Well, it looks like I won't be getting into video work any time soon.


----------



## Jim K (Aug 29, 2012)

*Re: Canon U.S.A. Introduces Two Compact Lightweight Cinema Zoom Lenses For 4K and 2K Digital Cinema *

That price makes me feel a bit better about the price of the new II series superteles. But only a bit better.


----------



## Mt Spokane Photography (Aug 29, 2012)

*Re: Canon U.S.A. Introduces Two Compact Lightweight Cinema Zoom Lenses For 4K and 2K Digital Cinema *

For low volume production of essentially handmade lenses, the price is less than I expected. Not that I'd be buying them.


----------



## chabotc (Aug 29, 2012)

*Re: Canon U.S.A. Introduces Two Compact Lightweight Cinema Zoom Lenses For 4K and 2K Digital Cinema *

Wow now thats some serious lens action - 24k for a lens is a mind blowing amount when you're used to DSLR pricing 

I do wonder, are they really _that_ much better?


----------



## Axilrod (Aug 29, 2012)

*Re: Canon U.S.A. Introduces Two Compact Lightweight Cinema Zoom Lenses For 4K and 2K Digital Cinema *



chabotc said:


> Wow now thats some serious lens action - 24k for a lens is a mind blowing amount when you're used to DSLR pricing
> 
> I do wonder, are they really _that_ much better?

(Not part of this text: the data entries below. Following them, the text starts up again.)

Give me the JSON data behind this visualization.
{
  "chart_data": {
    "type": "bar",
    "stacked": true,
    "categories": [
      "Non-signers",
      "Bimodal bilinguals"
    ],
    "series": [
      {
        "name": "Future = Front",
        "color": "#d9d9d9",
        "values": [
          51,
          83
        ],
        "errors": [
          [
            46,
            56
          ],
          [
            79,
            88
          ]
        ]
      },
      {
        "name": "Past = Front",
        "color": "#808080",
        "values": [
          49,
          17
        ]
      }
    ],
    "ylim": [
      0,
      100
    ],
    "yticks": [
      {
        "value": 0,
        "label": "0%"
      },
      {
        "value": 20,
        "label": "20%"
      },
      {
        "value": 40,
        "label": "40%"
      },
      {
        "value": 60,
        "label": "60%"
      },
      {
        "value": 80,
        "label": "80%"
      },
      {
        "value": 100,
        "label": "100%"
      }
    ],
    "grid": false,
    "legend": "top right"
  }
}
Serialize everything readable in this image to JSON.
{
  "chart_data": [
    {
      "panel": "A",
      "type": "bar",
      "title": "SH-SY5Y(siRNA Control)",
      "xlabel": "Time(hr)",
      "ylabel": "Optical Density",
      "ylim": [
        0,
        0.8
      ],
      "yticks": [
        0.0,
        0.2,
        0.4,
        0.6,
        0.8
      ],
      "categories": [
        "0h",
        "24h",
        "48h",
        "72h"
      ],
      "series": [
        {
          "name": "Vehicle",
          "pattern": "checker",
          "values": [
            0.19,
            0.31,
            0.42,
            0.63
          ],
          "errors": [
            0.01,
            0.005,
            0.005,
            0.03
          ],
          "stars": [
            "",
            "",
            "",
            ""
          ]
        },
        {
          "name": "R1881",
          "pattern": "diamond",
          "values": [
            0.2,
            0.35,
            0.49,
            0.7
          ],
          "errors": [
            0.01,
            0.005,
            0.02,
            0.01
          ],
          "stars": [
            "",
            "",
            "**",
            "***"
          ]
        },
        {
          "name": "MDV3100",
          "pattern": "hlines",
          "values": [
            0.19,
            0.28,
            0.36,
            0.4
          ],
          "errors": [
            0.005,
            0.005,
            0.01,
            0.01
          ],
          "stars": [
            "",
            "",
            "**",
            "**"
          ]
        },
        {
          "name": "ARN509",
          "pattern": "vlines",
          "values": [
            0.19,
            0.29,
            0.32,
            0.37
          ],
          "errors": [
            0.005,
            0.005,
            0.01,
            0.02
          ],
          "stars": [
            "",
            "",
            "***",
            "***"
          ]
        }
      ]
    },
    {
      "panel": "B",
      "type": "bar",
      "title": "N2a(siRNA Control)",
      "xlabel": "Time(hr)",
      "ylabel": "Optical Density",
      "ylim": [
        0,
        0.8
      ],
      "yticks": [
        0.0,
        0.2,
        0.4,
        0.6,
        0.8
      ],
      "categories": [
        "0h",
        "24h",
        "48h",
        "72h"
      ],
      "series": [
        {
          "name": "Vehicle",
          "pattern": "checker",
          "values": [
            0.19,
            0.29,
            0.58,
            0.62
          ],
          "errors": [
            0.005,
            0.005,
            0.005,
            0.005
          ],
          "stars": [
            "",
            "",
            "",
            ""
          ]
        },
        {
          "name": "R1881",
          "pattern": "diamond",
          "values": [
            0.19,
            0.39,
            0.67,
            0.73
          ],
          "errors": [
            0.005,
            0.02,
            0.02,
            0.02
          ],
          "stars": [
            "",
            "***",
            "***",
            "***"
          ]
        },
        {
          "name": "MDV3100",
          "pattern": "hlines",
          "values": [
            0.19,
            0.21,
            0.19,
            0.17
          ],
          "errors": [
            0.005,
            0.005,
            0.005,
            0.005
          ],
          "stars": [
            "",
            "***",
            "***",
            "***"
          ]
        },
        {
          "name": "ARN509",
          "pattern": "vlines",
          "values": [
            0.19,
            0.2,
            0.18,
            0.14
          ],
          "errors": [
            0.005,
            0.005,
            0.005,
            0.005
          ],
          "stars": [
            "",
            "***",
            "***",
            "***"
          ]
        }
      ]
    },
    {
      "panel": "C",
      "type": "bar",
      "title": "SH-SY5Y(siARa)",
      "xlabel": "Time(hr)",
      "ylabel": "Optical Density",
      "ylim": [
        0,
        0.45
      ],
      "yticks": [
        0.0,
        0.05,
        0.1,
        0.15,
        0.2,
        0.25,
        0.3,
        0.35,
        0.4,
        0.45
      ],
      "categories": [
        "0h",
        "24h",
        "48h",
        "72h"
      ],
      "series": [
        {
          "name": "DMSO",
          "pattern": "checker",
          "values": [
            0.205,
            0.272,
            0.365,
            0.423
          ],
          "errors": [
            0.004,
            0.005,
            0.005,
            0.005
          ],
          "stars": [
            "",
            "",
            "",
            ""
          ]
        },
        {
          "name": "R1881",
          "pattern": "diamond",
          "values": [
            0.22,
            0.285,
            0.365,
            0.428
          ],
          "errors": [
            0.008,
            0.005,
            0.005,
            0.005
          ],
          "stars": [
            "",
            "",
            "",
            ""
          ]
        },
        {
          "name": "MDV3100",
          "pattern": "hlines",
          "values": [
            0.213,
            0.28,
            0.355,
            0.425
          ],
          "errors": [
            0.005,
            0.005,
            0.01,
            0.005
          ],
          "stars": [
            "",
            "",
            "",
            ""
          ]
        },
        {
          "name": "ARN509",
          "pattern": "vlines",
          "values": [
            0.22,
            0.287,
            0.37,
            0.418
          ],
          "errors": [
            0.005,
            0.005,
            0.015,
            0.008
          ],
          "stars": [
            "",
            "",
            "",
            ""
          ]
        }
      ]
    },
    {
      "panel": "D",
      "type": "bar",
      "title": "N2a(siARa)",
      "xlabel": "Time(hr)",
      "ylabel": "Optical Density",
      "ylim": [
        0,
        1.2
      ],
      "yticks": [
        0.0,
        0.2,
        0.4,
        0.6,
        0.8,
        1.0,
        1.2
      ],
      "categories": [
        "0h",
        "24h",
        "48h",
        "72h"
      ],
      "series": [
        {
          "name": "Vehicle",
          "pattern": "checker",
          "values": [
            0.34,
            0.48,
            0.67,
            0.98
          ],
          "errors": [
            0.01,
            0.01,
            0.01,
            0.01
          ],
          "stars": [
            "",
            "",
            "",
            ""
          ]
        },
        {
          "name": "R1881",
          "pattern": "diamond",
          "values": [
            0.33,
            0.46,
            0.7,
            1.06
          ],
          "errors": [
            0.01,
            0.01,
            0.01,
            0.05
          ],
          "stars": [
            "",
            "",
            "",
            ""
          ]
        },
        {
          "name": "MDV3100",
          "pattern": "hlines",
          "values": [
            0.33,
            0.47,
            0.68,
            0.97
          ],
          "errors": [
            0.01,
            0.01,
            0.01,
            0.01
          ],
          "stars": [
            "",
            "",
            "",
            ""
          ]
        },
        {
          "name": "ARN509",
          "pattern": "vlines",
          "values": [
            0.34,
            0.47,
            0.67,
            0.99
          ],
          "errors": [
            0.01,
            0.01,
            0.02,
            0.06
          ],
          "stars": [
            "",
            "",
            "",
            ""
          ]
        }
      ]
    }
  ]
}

$24k is average for a cinema lens, heck the zooms they released earlier this year are both around $43k. A full set of Arri cinema primes is between $100,000-$180,000 depending on which set you get. These clearly aren't for consumers.


----------



## ssrdd (Aug 30, 2012)

*Re: Canon U.S.A. Introduces Two Compact Lightweight Cinema Zoom Lenses For 4K and 2K Digital Cinema *



Axilrod said:


> chabotc said:
> 
> 
> > Wow now thats some serious lens action - 24k for a lens is a mind blowing amount when you're used to DSLR pricing
> ...


 
Do u think they fall into cinema lenses, with their awful focal lengths???? and being more expensive is always a justification for pro-lenses. OK we got.


----------